Sabhan Adam est né en 1972 à Hassakeh, en Syrie. Il s'intéresse d'abord à la poésie et à la littérature et écrit plusieurs poèmes. Autodidacte, il commence à peindre vers 17 ans et connaît une appréciation considérable des centres culturels étrangers de son pays. Il expose individuellement pour la première fois en 1994 à l'institut Goethe de Damas. S'en suivent plusieurs expositions personnelles à Beyrouth, Dijon, Nice, Paris, Amman. Sa dernière exposition a eu lieu à la galerie Idée d'artistes à Paris en 2003.

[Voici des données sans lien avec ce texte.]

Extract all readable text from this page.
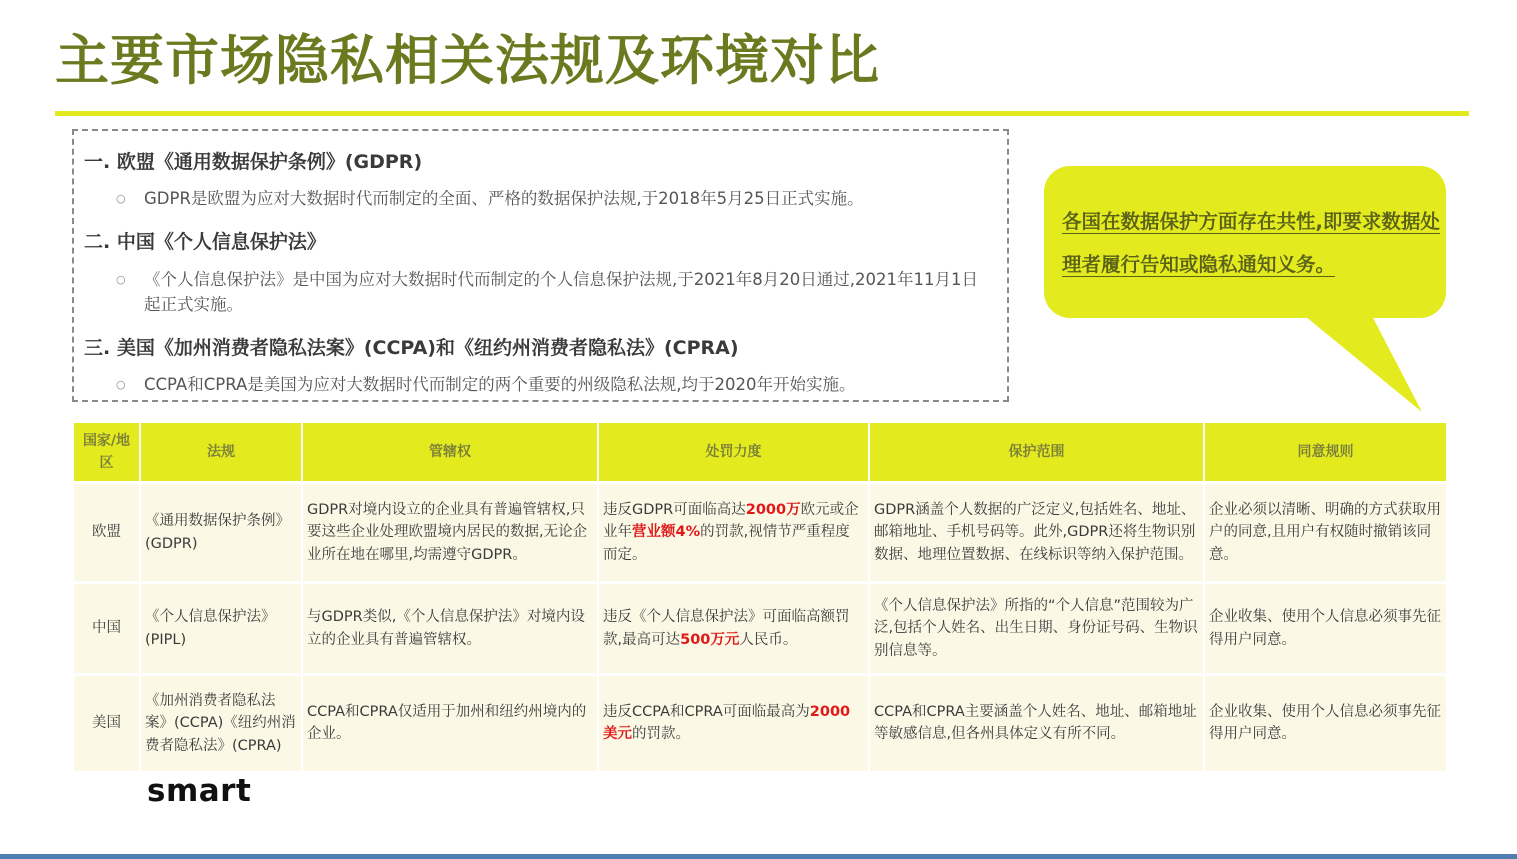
主要市场隐私相关法规及环境对比
一. 欧盟《通用数据保护条例》(GDPR)
○ GDPR是欧盟为应对大数据时代而制定的全面、严格的数据保护法规,于2018年5月25日正式实施。
二. 中国《个人信息保护法》
○ 《个人信息保护法》是中国为应对大数据时代而制定的个人信息保护法规,于2021年8月20日通过,2021年11月1日起正式实施。
三. 美国《加州消费者隐私法案》(CCPA)和《纽约州消费者隐私法》(CPRA)
○ CCPA和CPRA是美国为应对大数据时代而制定的两个重要的州级隐私法规,均于2020年开始实施。
各国在数据保护方面存在共性,即要求数据处理者履行告知或隐私通知义务。
国家/地区	法规	管辖权	处罚力度	保护范围	同意规则
欧盟	《通用数据保护条例》(GDPR)	GDPR对境内设立的企业具有普遍管辖权,只要这些企业处理欧盟境内居民的数据,无论企业所在地在哪里,均需遵守GDPR。	违反GDPR可面临高达2000万欧元或企业年营业额4%的罚款,视情节严重程度而定。	GDPR涵盖个人数据的广泛定义,包括姓名、地址、邮箱地址、手机号码等。此外,GDPR还将生物识别数据、地理位置数据、在线标识等纳入保护范围。	企业必须以清晰、明确的方式获取用户的同意,且用户有权随时撤销该同意。
中国	《个人信息保护法》(PIPL)	与GDPR类似,《个人信息保护法》对境内设立的企业具有普遍管辖权。	违反《个人信息保护法》可面临高额罚款,最高可达500万元人民币。	《个人信息保护法》所指的“个人信息”范围较为广泛,包括个人姓名、出生日期、身份证号码、生物识别信息等。	企业收集、使用个人信息必须事先征得用户同意。
美国	《加州消费者隐私法案》(CCPA)《纽约州消费者隐私法》(CPRA)	CCPA和CPRA仅适用于加州和纽约州境内的企业。	违反CCPA和CPRA可面临最高为2000美元的罚款。	CCPA和CPRA主要涵盖个人姓名、地址、邮箱地址等敏感信息,但各州具体定义有所不同。	企业收集、使用个人信息必须事先征得用户同意。
smart
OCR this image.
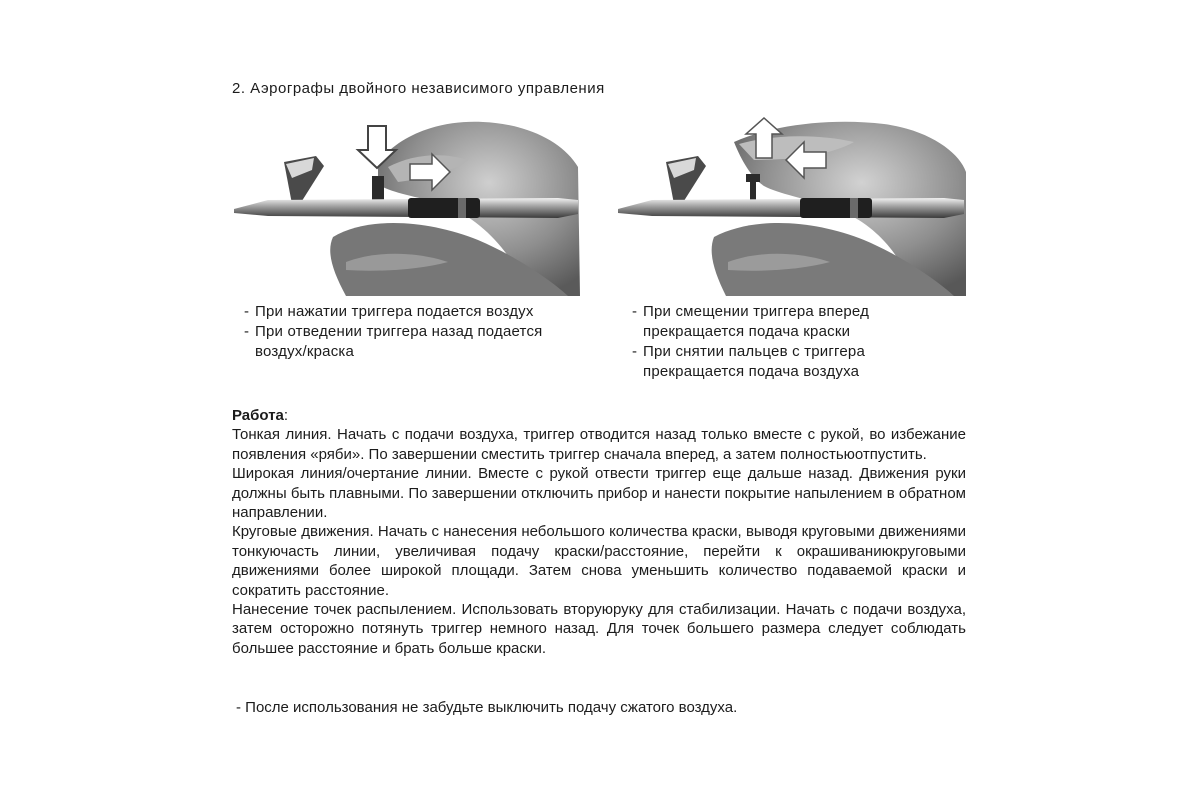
2. Аэрографы двойного независимого управления
- При нажатии триггера подается воздух
- При отведении триггера назад подается воздух/краска
- При смещении триггера вперед прекращается подача краски
- При снятии пальцев с триггера прекращается подача воздуха
Работа:
Тонкая линия. Начать с подачи воздуха, триггер отводится назад только вместе с рукой, во избежание появления «ряби». По завершении сместить триггер сначала вперед, а затем полностьюотпустить.
Широкая линия/очертание линии. Вместе с рукой отвести триггер еще дальше назад. Движения руки должны быть плавными. По завершении отключить прибор и нанести покрытие напылением в обратном направлении.
Круговые движения. Начать с нанесения небольшого количества краски, выводя круговыми движениями тонкуючасть линии, увеличивая подачу краски/расстояние, перейти к окрашиваниюкруговыми движениями более широкой площади. Затем снова уменьшить количество подаваемой краски и сократить расстояние.
Нанесение точек распылением. Использовать вторуюруку для стабилизации. Начать с подачи воздуха, затем осторожно потянуть триггер немного назад. Для точек большего размера следует соблюдать большее расстояние и брать больше краски.
- После использования не забудьте выключить подачу сжатого воздуха.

La peinture de Sabhan, unique en son genre, reflète une forte individualité. Celle-ci n'est pas "géographique" comme il le précise. Il peut être influencé par les couleurs de sa terre natale et par son entourage, mais Sabhan considère que lorsqu'il peint, il peint "pour le monde." À travers son identité mentale, il "représente l'humanité".
Créatures grotesques, sans tomber dans la caricature, avortons mal développés, monstrueux, sans être terrifiants, les personnages de Sabhan Adam sont difficiles à définir ou cerner. Ce qui dérange surtout, c'est le côté humain qu'elles conservent, et qui semble tendre un miroir peu flatteur à celui/celle qui les regarde. On retrouve dans la peinture de Sabhan les membres du corps humain: mains, pieds, yeux, oreilles et sourcils, mais ceux-ci sont redimensionnés et recomposés par l'artiste. Les corps, occupant toute la toile, se réduisent à des masses noires informes, desquelles surgissent des membres comme des mains amputées, ou mal formées. La sensation de claustrophobie d'une telle malformation physique, d’un tel mal-être mental, va de pair avec la taille imposante des personnages, seuls habitants de la toile. Condamnés à l'inaction, suspendus à des trônes ou à des supports fragiles, les personnages de Sabhan "vivent" dans un état limite, où l'équilibre peut basculer et tomber dans l'informe, où le mal-être peut exploser et le corps se fondre à nouveau avec la peinture, giclée quelquefois au bas de la toile. Les gestes de Sabhan expriment physiquement la colère. Celle-ci est pour l'artiste un moteur nécessaire : " J'ai beaucoup de colère en moi, plus je peins, plus je suis en colère". L'artiste continue donc, contribue, creuse le mal, la société, le mensonge, l'hypocrisie, non pour s'en assouvir mais pour la dénoncer, et la vivre. Cette recomposition du genre humain reflète la vision intrinsèquement personnelle du peintre d'une humanité rongée par ses malaises. Vision qui se pose sur le spectateur par les regards perçants des personnages de l'artiste. Dans la noirceur des lignes tortueuses, une étincelle de blanc se pose sur le spectateur, comme un défi ou une affirmation dérangeante.